Amid concerns about the potentially more contagious omicron variant of the coronavirus, Swiss voters approved the requirement for a digital certificate to attend restaurants, bars, cafes, cinemas, museums, games and university classes.
Mandating the document was supported by 62% of the Swiss in a referendum this Sunday. Voter turnout, at 66%, was high compared to average.
Switzerland has a system of direct democracy, which encompasses three types of voter consultations: 1) mandatory referendums, to amend the Constitution, introduce emergency federal legislation for more than a year, or join an international organization; 2) popular initiatives, when a proposed new law has the endorsement of at least 100,000 signatures, and 3) optional referendums, when at least 50,000 voters ask for a new opinion on a rule in force, this Sunday’s case.
The vote had been called by citizens who considered the pass requirement, which had been in force since September, an unnecessary restriction on people’s freedom.
Opposition to the certificate grew when testing for coronaviruses, an option to vaccination, ceased to be free, leading to the proposed referendum.
Like other countries with a German population, Switzerland has found it difficult to increase the percentage of inhabitants fully vaccinated. Recommended doses have been dated so far to about 66% of its population, a rate comparable to Austria or Germany.
Despite this, the death rate per 1 million inhabitants in Switzerland is well below that of the other two German countries. In the 14 days ending November 21, she was 15 in Switzerland, 25 in Germany and 47 in Austria. The number of deaths per week is still a tenth of what it was at the worst moment at the end of last year.
In the last month, however, there has been an explosion of new weekly Covid cases in recent weeks: the number has multiplied by 8 in a month, surpassing by 42,000 in the week ending 21 November.

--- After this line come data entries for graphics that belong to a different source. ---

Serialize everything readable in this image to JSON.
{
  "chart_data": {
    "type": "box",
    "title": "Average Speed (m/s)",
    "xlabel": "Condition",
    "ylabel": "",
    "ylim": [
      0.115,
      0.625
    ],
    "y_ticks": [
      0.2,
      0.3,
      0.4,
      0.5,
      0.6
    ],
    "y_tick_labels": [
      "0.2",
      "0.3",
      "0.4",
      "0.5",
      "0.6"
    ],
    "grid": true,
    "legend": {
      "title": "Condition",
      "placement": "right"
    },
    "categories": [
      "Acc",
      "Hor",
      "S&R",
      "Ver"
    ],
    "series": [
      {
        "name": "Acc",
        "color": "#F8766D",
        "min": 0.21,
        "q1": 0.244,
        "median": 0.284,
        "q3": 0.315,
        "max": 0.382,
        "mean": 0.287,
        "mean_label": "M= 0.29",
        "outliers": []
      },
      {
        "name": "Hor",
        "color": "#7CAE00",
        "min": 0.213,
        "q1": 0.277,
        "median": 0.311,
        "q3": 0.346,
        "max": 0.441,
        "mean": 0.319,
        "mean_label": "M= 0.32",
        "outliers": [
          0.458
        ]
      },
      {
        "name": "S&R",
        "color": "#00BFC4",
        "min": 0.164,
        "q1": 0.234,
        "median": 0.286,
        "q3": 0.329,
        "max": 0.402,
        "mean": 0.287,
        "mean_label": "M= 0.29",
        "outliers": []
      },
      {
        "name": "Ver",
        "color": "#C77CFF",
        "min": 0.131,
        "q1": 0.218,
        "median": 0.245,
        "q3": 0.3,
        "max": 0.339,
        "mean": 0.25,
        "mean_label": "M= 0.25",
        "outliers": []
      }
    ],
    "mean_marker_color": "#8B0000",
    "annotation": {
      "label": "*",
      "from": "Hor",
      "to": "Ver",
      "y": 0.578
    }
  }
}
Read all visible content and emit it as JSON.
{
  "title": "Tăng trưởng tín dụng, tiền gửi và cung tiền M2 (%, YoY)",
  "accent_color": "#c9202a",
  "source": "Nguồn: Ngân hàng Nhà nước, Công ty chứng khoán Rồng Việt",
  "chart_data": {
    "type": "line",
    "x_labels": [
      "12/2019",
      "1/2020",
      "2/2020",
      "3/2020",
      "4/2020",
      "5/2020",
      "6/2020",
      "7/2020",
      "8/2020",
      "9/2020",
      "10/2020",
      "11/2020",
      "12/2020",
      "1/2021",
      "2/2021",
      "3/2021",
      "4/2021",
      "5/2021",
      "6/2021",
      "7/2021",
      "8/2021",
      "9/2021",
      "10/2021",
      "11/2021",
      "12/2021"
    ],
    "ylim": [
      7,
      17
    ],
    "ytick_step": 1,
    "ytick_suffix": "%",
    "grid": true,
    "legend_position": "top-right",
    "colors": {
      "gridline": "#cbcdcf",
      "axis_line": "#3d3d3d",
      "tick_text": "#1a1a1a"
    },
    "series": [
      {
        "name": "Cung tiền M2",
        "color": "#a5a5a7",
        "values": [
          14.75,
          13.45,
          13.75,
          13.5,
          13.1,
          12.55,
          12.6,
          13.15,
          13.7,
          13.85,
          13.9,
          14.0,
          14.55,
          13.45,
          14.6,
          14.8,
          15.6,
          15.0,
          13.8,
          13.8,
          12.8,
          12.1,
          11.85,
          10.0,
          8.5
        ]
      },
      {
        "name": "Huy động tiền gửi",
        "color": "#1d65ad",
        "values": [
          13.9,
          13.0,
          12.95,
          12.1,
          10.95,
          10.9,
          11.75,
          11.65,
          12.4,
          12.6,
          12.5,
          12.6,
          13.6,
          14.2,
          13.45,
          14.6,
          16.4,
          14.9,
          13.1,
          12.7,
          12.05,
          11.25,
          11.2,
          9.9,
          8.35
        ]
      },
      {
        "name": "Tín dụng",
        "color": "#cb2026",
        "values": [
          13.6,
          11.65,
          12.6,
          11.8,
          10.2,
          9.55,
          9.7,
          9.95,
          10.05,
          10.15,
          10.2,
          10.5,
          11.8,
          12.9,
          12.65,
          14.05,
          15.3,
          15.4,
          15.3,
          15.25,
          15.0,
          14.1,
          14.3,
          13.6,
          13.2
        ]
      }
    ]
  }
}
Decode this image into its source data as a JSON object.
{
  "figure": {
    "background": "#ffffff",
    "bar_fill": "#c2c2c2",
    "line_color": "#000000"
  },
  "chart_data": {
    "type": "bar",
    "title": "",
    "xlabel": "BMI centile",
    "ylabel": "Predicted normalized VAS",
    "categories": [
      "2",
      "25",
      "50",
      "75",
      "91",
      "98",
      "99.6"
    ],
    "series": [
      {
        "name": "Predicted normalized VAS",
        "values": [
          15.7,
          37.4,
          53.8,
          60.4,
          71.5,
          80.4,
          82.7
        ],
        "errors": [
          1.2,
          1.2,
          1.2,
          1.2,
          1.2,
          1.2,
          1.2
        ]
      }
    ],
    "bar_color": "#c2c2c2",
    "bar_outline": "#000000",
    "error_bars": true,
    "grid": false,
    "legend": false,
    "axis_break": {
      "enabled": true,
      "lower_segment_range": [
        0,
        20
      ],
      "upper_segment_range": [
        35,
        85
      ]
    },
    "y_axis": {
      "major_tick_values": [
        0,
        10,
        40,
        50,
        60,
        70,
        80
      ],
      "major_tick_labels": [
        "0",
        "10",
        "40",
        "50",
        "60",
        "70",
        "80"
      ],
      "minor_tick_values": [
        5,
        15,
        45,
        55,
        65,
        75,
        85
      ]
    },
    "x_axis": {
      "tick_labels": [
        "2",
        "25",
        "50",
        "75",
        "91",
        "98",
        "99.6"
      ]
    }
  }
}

The emergence of the omicron variant may have helped to bring more supporters of the certificate to the polls, after weeks of debates and demonstrations —some of them violent—on the subject in the country.
Despite the support of the majority of Swiss, the laws were rejected in 2 of the 26 cantons and were passed very narrowly in another 7. The biggest passage occurred in the cantons of Basel and Zurich.
Also on Sunday, the Swiss approved a reform of the working conditions of nurses, with 61% of the votes — in only one of the cantons there was no majority.
On Friday, Switzerland followed other countries and temporarily suspended flights from southern Africa, where the first samples of the new strain were sequenced. The move led the WTO (World Trade Organization) to indefinitely postpone its main summit, the 12th Ministerial Convention, which would start this week.